The Wellington and District Maternity and Child Welfare Centre
A specialist health centre for mothers, infants and young children initially based at the Wrekin Buildings at the bottom of Tan Bank. By late 1920, an expanded facility offering a much wider range of services opened next to the Public Library in Walker Street where it remained until 1936 when it relocated to Haygate Road.
Background
The rapid rise of Child Welfare Centres during the First World War was a direct response to the carnage of the Western Front and the need to raise a healthy underlying generation to replace the many young lives being lost. The sense of urgency in the matter was summed-up succinctly by John Wesley Clift, Chair of Wellington Urban District Council, at a special meeting held in 1917 to consider local celebrations for National Baby Week. ‘It was a painful fact’ he said ‘that a baby died every five minutes in the United Kingdom, and that while nine soldiers died every hour in 1915 twelve babies died at home’. Local medical practitioner and fellow councillor George Hollies concurred, stating the country was losing more babies every year than it was men ‘in the greatest war that had ever been fought’. ‘A great deal of that infantile loss was preventable’ he argued, so ‘if preventable, why not prevent it’? Looking to the post-war future, Dr Hollies also saw a practical side to intervening.
“There would be coming back home a great many men whose power of earning wages would be very much diminished in consequence of the injuries received, and it behoved others to see that the next generation should be as far as possible stronger than the one now going through such stress and strain”.

Joining the Movement
That effort to turn the tide was already well underway in Wellington. The Child Welfare Centre had been open since May 1916, operating on Thursday afternoons to catch the market day crowds coming into town from the wider district. State funding enabled the staffing of the facility by Dr White (Wellington’s Medical Officer of Health) and a Health Visitor, Miss Riley. A Voluntary Association also ran in tandem to raise funds for equipment and materials through organising events such as baby shows. Its annual general meetings provide a yearly snapshot of the meteoric rise of the movement, which quickly achieved impressive results. By 1919, it was a firmly established institution, having received 2655 mothers and children in the previous calendar year. Aside from providing advice on healthcare, food and milk were dispensed where cases of genuine need existed, and a clothing club operated to provide lessons in ‘cutting out and making up clothes for youngsters’. In more serious cases, referrals for specialist treatment elsewhere were also being issued.
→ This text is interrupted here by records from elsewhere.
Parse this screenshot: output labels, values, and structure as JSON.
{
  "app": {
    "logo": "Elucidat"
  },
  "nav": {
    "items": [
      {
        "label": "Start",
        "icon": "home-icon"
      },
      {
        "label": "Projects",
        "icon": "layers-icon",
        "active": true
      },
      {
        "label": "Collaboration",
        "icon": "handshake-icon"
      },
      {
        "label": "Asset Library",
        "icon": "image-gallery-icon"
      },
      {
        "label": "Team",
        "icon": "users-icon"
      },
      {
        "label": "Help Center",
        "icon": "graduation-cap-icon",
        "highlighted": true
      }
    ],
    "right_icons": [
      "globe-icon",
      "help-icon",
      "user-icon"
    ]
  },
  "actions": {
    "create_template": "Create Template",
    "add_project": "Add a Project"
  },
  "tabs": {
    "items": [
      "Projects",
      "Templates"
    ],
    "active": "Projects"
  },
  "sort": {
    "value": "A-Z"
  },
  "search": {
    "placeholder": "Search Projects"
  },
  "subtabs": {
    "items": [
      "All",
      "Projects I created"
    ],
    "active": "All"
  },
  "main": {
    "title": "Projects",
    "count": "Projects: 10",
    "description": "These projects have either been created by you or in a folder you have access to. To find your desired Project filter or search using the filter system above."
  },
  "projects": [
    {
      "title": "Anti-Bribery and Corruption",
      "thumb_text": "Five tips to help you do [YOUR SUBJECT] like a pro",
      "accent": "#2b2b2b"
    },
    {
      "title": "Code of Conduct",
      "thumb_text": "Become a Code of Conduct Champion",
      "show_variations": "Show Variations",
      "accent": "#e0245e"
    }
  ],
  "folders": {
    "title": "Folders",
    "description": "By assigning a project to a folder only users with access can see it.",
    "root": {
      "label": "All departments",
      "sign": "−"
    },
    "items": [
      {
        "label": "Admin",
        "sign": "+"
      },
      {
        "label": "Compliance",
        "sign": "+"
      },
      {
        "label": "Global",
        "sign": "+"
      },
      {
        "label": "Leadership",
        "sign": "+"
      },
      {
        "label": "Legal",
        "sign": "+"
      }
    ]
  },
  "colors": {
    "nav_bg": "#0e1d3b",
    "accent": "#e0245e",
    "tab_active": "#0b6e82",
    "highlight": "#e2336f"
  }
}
Receipts for the year stood at a very healthy £162 (around £8200 today) but there was a nagging suspicion among the committee all was not quite what it should be. Wesley Clift thought the facility was being underused, pointing to the number of unused tickets among subscribers, while Councillor Robinson felt obliged to point out that mothers were not being ‘pauperised’ as he put it — ‘they had contributed very satisfactorily to the funds’. However, there was a general feeling among those assembled that those in outlying districts regarded the centre as the preserve of the townsfolk. Greater promotion of its activities was needed.
The County Steps In
In 1920, Shropshire County Council acquired the former Receiving Home of the Wellington Board of Poor Law Guardians that stood next to the Public Library. The YMCA had purchased the Wrekin Buildings outright the year before and the Child Welfare Centre, requiring new headquarters, made the move further down Walker Street in November ‘thus coordinating in one clinic’, as the Wellington Journal noted, ‘many branches of child welfare work’. Utilising the 1918 Maternity and Child Welfare Act, the county authority was now playing a more prominent role in activities and appointed a medical officer for pre-natal and infant consultations (Dr P Ruth-Elliott). In 1921, 1729 infants under-five were treated at the centre, which was by then offering free dental treatment, too. Within a decade, infant mortality in Wellington had fallen from 130 deaths per thousand to 80, and over the next few years that decline would become even more dramatic, falling to 29 per 1000 by 1925. The AGM for that year heard that the breadth of services being offered at the centre had led to a deficit being reported but the impact of the Walker Street clinic (a direct forerunner of the modern day Wellington Medical Centre) was clear for all to see. It had transformed the life chances of a generation of children, just as many local people had wished for in the wake of the Great War.